Let X ~ Ber(n1; p), Y ~ Ber(n2; p^2), where X and Y are independent. Find a minimal sufficient statistic T and, using a nontrivial function, show that it is not complete.
I get confused by having two different distribution! is it true to simply multiply these two distribution and use factorization theory?

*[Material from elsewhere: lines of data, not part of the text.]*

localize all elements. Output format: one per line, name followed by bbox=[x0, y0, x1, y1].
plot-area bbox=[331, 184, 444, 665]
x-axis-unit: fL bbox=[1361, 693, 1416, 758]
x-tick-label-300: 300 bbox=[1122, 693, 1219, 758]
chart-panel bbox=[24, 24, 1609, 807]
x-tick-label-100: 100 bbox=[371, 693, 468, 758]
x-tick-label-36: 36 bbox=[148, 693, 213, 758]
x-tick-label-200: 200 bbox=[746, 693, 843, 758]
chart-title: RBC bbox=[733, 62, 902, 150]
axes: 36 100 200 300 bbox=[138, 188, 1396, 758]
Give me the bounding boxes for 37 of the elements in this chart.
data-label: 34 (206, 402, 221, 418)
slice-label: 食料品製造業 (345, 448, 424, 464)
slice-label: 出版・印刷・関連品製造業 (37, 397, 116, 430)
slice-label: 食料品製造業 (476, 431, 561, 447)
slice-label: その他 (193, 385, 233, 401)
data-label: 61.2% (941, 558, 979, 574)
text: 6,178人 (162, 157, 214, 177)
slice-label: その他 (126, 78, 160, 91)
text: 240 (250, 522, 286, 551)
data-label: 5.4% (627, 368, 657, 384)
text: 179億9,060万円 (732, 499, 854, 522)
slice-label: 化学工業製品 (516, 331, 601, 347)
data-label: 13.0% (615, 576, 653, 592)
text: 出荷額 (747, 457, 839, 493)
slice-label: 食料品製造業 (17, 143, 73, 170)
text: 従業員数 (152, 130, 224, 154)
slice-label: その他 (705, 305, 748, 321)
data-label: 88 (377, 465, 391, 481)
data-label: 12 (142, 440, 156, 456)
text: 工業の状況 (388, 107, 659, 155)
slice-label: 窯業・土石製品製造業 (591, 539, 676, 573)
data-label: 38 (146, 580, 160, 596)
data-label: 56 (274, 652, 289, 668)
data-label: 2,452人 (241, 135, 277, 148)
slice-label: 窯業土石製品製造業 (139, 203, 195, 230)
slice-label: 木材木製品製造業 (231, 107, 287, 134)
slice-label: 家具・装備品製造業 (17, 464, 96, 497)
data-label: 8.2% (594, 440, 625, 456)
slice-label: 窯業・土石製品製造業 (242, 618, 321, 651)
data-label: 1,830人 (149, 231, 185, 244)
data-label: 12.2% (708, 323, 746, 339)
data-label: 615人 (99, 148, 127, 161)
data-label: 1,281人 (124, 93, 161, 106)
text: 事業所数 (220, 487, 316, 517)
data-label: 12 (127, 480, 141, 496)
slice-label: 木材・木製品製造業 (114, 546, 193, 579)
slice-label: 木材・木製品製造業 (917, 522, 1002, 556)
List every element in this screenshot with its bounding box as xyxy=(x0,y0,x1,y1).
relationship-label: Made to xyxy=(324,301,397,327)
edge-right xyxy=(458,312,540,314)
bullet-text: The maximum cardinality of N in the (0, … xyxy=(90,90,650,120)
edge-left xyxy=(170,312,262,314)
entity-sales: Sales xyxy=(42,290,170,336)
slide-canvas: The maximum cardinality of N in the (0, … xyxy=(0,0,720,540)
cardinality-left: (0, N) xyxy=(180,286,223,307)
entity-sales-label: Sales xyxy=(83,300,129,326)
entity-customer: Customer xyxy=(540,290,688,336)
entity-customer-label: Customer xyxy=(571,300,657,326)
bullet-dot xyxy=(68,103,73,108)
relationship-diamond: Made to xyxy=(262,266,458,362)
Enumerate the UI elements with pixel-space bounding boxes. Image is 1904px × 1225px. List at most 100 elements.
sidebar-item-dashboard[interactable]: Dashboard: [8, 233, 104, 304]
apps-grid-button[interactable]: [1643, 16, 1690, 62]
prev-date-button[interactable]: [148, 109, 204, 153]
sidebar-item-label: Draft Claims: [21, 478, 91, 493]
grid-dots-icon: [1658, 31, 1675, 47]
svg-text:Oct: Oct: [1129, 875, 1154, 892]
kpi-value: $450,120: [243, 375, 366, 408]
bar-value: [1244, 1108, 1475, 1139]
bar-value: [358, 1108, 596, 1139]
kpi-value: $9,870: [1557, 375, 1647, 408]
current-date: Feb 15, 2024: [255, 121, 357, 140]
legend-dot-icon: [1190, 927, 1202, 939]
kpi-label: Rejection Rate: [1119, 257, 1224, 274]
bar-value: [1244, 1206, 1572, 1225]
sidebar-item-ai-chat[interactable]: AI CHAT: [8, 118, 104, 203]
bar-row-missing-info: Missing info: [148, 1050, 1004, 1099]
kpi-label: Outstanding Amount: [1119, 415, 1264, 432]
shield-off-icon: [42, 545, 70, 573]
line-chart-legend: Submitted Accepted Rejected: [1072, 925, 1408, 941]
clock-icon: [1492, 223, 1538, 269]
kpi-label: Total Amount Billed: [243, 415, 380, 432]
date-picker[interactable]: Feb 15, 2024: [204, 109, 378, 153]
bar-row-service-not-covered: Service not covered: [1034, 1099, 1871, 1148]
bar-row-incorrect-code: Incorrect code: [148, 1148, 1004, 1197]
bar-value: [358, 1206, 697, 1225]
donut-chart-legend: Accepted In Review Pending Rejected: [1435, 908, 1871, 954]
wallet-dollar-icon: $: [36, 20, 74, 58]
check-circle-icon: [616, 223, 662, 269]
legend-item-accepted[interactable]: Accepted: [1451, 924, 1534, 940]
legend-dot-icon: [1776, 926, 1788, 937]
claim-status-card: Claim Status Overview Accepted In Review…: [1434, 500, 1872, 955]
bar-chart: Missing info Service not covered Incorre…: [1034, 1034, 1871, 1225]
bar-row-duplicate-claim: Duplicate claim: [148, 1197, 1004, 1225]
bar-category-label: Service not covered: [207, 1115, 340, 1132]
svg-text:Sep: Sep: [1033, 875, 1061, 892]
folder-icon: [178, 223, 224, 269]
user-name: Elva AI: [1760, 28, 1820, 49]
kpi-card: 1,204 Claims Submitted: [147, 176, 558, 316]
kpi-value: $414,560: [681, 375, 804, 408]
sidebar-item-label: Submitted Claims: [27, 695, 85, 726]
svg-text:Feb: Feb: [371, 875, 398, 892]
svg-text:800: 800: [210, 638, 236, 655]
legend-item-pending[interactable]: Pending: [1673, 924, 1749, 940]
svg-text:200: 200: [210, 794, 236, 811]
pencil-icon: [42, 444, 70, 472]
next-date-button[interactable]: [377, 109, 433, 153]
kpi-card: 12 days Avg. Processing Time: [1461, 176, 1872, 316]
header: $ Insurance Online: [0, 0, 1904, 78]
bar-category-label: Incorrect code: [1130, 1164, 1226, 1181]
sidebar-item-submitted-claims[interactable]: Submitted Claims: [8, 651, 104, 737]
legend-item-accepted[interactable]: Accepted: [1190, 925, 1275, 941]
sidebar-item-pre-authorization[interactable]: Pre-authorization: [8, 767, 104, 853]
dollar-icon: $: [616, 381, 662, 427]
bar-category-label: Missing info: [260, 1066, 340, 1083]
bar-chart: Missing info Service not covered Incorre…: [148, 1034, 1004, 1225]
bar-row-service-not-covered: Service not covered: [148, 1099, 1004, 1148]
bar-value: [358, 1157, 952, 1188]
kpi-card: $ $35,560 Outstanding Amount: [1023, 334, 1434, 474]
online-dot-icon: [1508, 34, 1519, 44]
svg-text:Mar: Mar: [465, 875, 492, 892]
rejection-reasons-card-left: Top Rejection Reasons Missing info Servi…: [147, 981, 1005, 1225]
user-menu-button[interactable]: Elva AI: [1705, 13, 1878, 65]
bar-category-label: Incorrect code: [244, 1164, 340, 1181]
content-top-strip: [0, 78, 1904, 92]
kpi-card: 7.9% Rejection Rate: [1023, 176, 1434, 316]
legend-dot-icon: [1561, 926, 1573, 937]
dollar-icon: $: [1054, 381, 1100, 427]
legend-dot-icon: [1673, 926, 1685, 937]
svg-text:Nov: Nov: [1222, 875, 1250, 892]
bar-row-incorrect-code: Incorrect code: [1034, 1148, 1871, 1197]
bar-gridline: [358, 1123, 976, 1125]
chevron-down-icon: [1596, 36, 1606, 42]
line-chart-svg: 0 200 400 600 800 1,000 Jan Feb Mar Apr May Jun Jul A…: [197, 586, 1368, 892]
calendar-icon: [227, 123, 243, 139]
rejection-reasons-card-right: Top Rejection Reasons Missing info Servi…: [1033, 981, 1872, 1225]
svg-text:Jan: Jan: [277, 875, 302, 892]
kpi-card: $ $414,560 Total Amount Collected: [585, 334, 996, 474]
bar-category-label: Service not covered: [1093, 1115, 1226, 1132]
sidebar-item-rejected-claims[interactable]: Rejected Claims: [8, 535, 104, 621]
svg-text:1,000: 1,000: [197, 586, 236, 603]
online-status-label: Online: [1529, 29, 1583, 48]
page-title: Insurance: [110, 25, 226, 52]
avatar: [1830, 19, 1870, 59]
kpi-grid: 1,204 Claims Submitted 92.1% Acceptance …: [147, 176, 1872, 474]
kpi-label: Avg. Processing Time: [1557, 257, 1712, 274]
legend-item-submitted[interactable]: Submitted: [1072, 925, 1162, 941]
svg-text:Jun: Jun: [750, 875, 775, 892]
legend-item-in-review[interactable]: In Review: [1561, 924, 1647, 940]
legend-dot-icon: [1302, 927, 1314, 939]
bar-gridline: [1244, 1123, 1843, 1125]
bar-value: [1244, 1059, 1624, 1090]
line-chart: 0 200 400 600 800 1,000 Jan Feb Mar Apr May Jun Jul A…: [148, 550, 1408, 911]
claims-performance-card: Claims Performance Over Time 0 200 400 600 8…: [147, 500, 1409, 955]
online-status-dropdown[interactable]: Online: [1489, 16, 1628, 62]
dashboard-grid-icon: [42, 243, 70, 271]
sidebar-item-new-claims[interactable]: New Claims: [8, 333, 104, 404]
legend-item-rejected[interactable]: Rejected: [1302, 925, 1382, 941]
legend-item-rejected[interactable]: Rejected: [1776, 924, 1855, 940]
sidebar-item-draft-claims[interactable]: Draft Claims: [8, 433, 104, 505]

First write the likelihood function: $$f(x,y|p) = [p^x(1-p)^{1-x}][p^{2y}(1-p^2)^{1-y}]$$ From this use the Lehmann-Scheffe Theorem. Need to find $T$ such that $$T(x_1, y_1) = T(x_2, y_2) \Leftrightarrow \frac{f(x_1,y_1|p)}{f(x_2,y_2|p)} = c(x_1, y_1, x_2, y_2)$$ To this end, let's compute the likelihood ratio: \begin{align} \frac{f(x_1,y_1|p)}{f(x_2,y_2|p)} &= \frac{p^{x_1}(1-p)^{1-x_1}p^{2y_1}(1-p^2)^{1-y_1}}{p^{x_2}(1-p)^{1-x_2}p^{2y_2}(1-p^2)^{1-y_2}} \\ &= p^{(x_1 - x_2)} (1-p)^{x_2 - x_1}p^{2(y_1 - y_2)} (1-p^2)^{y_2-y_1} \end{align} It can be seen then that the ratio does not depend on $p$ if and only if $x_1 = x_2, y_1 = y_2$. By the Lehmann-Scheffe, this implies that $T(X, Y) = (X, Y)$ is the minimal sufficient statistic.